There's been lots of discussion about cuts in education, particularly at the K-12 level where $300 million has been slashed.
But local superintendents say there are still plenty of good things happening in education. They say they are working hard not to cut programs but to look at operational expenses which can be trimmed.
Superintendents point to the graduation rates which climbed in 2009. Indiana's graduation rate was 81.5 percent, climbing 3.7 percentage points. Many local school districts did even better, ranking in the upper 80s and 90s. All but three high schools in the area showed improvement.
Educators also are pleased that 21 local schools in Lake and Porter counties were among 188 schools statewide that earned Four Star awards for 2008-09.
Many schools are doing a very good job, said Merrillville Superintendent Tony Lux.
"We're facing higher expectations and higher standards with fewer dollars," he noted.
As a result of the budget cuts, Hobart Superintendent Peggy Buffington said the district is doing some very innovative things at the elementary level. In the fall, the district will unveil an early learning center at George Earle Elementary School. All kindergarten students will be housed at the elementary school.
Buffington said Hobart schools will have to cut 5 percent or more than $1 million from its budget. She said putting kindergarteners in one building and moving the first- through fifth-graders to other buildings will increase class size slightly and reduce the number of teachers needed, ultimately saving the district some money.
Buffington expects there will be nearly 300 kindergarteners at George Earle Elementary. She said the Parents as Partners program, along with an early child development center will be housed at George Earle.
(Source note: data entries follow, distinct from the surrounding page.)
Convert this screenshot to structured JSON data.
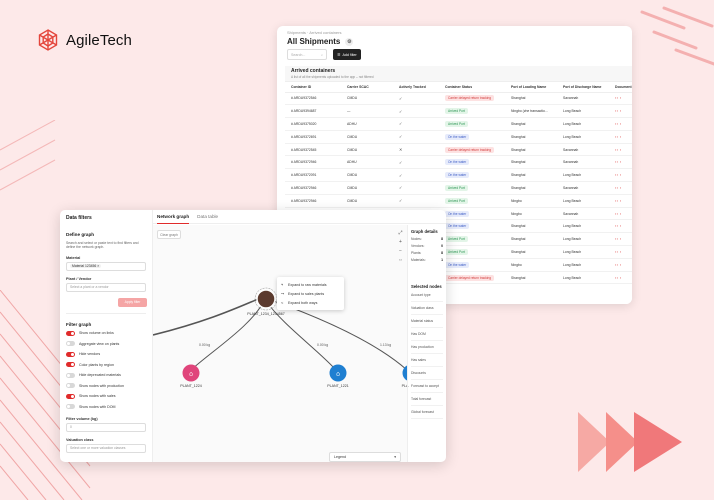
{
  "brand": {
    "name": "AgileTech"
  },
  "shipments": {
    "breadcrumb": "Shipments · Arrived containers",
    "title": "All Shipments",
    "search_placeholder": "Search...",
    "filter_label": "Add filter",
    "panel_title": "Arrived containers",
    "panel_subtitle": "A list of all the shipments uploaded to the app – not filtered",
    "columns": [
      "Container ID",
      "Carrier SCAC",
      "Actively Tracked",
      "Container Status",
      "Port of Loading Name",
      "Port of Discharge Name",
      "Document"
    ],
    "rows": [
      {
        "id": "# ARDU9372546",
        "scac": "CMDU",
        "tracked": "✓",
        "status": "Carrier delayed return tracking",
        "status_color": "red",
        "pol": "Shanghai",
        "pod": "Savannah"
      },
      {
        "id": "# ARDU9394687",
        "scac": "—",
        "tracked": "✓",
        "status": "Arrived Port",
        "status_color": "green",
        "pol": "Ningbo (zhe transactio...",
        "pod": "Long Beach"
      },
      {
        "id": "# ARDU9375020",
        "scac": "ADHU",
        "tracked": "✓",
        "status": "Arrived Port",
        "status_color": "green",
        "pol": "Shanghai",
        "pod": "Long Beach"
      },
      {
        "id": "# ARDU9372691",
        "scac": "CMDU",
        "tracked": "✓",
        "status": "On the water",
        "status_color": "blue",
        "pol": "Shanghai",
        "pod": "Long Beach"
      },
      {
        "id": "# ARDU9372545",
        "scac": "CMDU",
        "tracked": "✕",
        "status": "Carrier delayed return tracking",
        "status_color": "red",
        "pol": "Shanghai",
        "pod": "Savannah"
      },
      {
        "id": "# ARDU9372946",
        "scac": "ADHU",
        "tracked": "✓",
        "status": "On the water",
        "status_color": "blue",
        "pol": "Shanghai",
        "pod": "Savannah"
      },
      {
        "id": "# ARDU9372091",
        "scac": "CMDU",
        "tracked": "✓",
        "status": "On the water",
        "status_color": "blue",
        "pol": "Shanghai",
        "pod": "Long Beach"
      },
      {
        "id": "# ARDU9372946",
        "scac": "CMDU",
        "tracked": "✓",
        "status": "Arrived Port",
        "status_color": "green",
        "pol": "Shanghai",
        "pod": "Savannah"
      },
      {
        "id": "# ARDU9372946",
        "scac": "CMDU",
        "tracked": "✓",
        "status": "Arrived Port",
        "status_color": "green",
        "pol": "Ningbo",
        "pod": "Long Beach"
      },
      {
        "id": "",
        "scac": "",
        "tracked": "",
        "status": "On the water",
        "status_color": "blue",
        "pol": "Ningbo",
        "pod": "Savannah"
      },
      {
        "id": "",
        "scac": "",
        "tracked": "",
        "status": "On the water",
        "status_color": "blue",
        "pol": "Shanghai",
        "pod": "Long Beach"
      },
      {
        "id": "",
        "scac": "",
        "tracked": "",
        "status": "Arrived Port",
        "status_color": "green",
        "pol": "Shanghai",
        "pod": "Long Beach"
      },
      {
        "id": "",
        "scac": "",
        "tracked": "",
        "status": "Arrived Port",
        "status_color": "green",
        "pol": "Shanghai",
        "pod": "Long Beach"
      },
      {
        "id": "",
        "scac": "",
        "tracked": "",
        "status": "On the water",
        "status_color": "blue",
        "pol": "Ningbo",
        "pod": "Long Beach"
      },
      {
        "id": "",
        "scac": "",
        "tracked": "",
        "status": "Carrier delayed return tracking",
        "status_color": "red",
        "pol": "Shanghai",
        "pod": "Long Beach"
      }
    ]
  },
  "network": {
    "sidebar": {
      "title": "Data filters",
      "define_title": "Define graph",
      "define_desc": "Search and select or paste text to find filters and define the network graph.",
      "material_label": "Material",
      "material_chip": "Material 123456",
      "plant_label": "Plant / Vendor",
      "plant_placeholder": "Select a plant or a vendor",
      "apply_label": "Apply filter",
      "filter_graph_title": "Filter graph",
      "toggles": [
        {
          "label": "Show volume on links",
          "on": true
        },
        {
          "label": "Aggregate view on plants",
          "on": false
        },
        {
          "label": "Hide vendors",
          "on": true
        },
        {
          "label": "Color plants by region",
          "on": true
        },
        {
          "label": "Hide deprecated materials",
          "on": false
        },
        {
          "label": "Show nodes with production",
          "on": false
        },
        {
          "label": "Show nodes with sales",
          "on": true
        },
        {
          "label": "Show nodes with DOM",
          "on": false
        }
      ],
      "volume_label": "Filter volume (kg)",
      "volume_value": "0",
      "valuation_label": "Valuation class",
      "valuation_placeholder": "Select one or more valuation classes"
    },
    "tabs": [
      {
        "label": "Network graph",
        "active": true
      },
      {
        "label": "Data table",
        "active": false
      }
    ],
    "clear_label": "Clear graph",
    "context_menu": [
      {
        "icon": "branch-icon",
        "glyph": "⑂",
        "label": "Expand to raw materials"
      },
      {
        "icon": "merge-icon",
        "glyph": "⤳",
        "label": "Expand to sales plants"
      },
      {
        "icon": "share-icon",
        "glyph": "<",
        "label": "Expand both ways"
      }
    ],
    "nodes": {
      "main": "PLANT_1234_1234567",
      "left": "PLANT_1224",
      "middle": "PLANT_1221",
      "right": "PLA"
    },
    "edge_labels": [
      "0.00 kg",
      "0.00 kg",
      "1.13 kg"
    ],
    "legend_label": "Legend",
    "details": {
      "title": "Graph details",
      "stats": [
        {
          "label": "Nodes:",
          "value": "8"
        },
        {
          "label": "Vendors:",
          "value": "0"
        },
        {
          "label": "Plants:",
          "value": "8"
        },
        {
          "label": "Materials:",
          "value": "1"
        }
      ],
      "selected_title": "Selected nodes",
      "fields": [
        "Account type",
        "Valuation class",
        "Material status",
        "Has DOM",
        "Has production",
        "Has sales",
        "Discounts",
        "Forecast to accept",
        "Total forecast",
        "Global forecast"
      ]
    },
    "colors": {
      "accent": "#e02b2b",
      "node_pink": "#e0457b",
      "node_blue": "#1f7fd1",
      "node_main": "#5b3a2e"
    }
  }
}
"Kacey Allen will remain as principal. There will be a number of resources there for parents and children," Buffington said.
River Forest Superintendent James Rice said he is very proud of the alternative school program developed with the Lake Station school system.
The two school districts partnered to make the program possible and retain students who otherwise might have dropped out of school.
"These students have been able to earn credits, graduate and get their diplomas," Rice said. "It was very successful last year and our numbers show it's going to be successful this year. We initiated this program about a year and a half ago."
The graduation rate at River Forest jumped from 61.6 percent in 2008 to 70.4 percent in 2009 while the graduation rate at Lake Station' Edison went from 64.4 percent to 71.9 percent, showing that more students graduated from both schools.
As a result of considerable research and planning, River Forest schools also were able to qualify all three of its elementary schools for Title I programming, which provides extra help in reading.
In the past, students had to qualify for the extra help, Rice said. Now that all three elementary schools are considered Title I schools, all students are entitled to the same services.
Rice said that designation allows them to offer assistance to all 898 students as needed.
In just a few months, East Chicago Superintendent Michael Harding said the city's schools already are seeing success with two new programs that have been implemented -- Fast ForWord and Read 180.
Both programs started in November for grades two through nine. Grade 10 will be added next year, he said.
Harding is also excited about the strategic planning process the district has embarked on, will include East Chicago community members, businesses, parents and students.
Highland Superintendent Mike Boskovich said his district is enthusiastic about its curriculum mapping and Response to Intervention processes that are under way.
"I think our district is very ahead of the curve with RTI, and we're doing a lot with that program," he said.
Response to Intervention is a way to help at-risk students before they fall behind and are considered disabled. Educators say it will reduce the number of children who are placed in special education programs and get them the help they need to be successful.
"Curriculum mapping is our way of having an articulated curriculum for K-12. We're actually mapping what we teach and how we teach. What that does is show gaps in instruction and how we can improve student learning by narrowing those gaps," Boskovich said.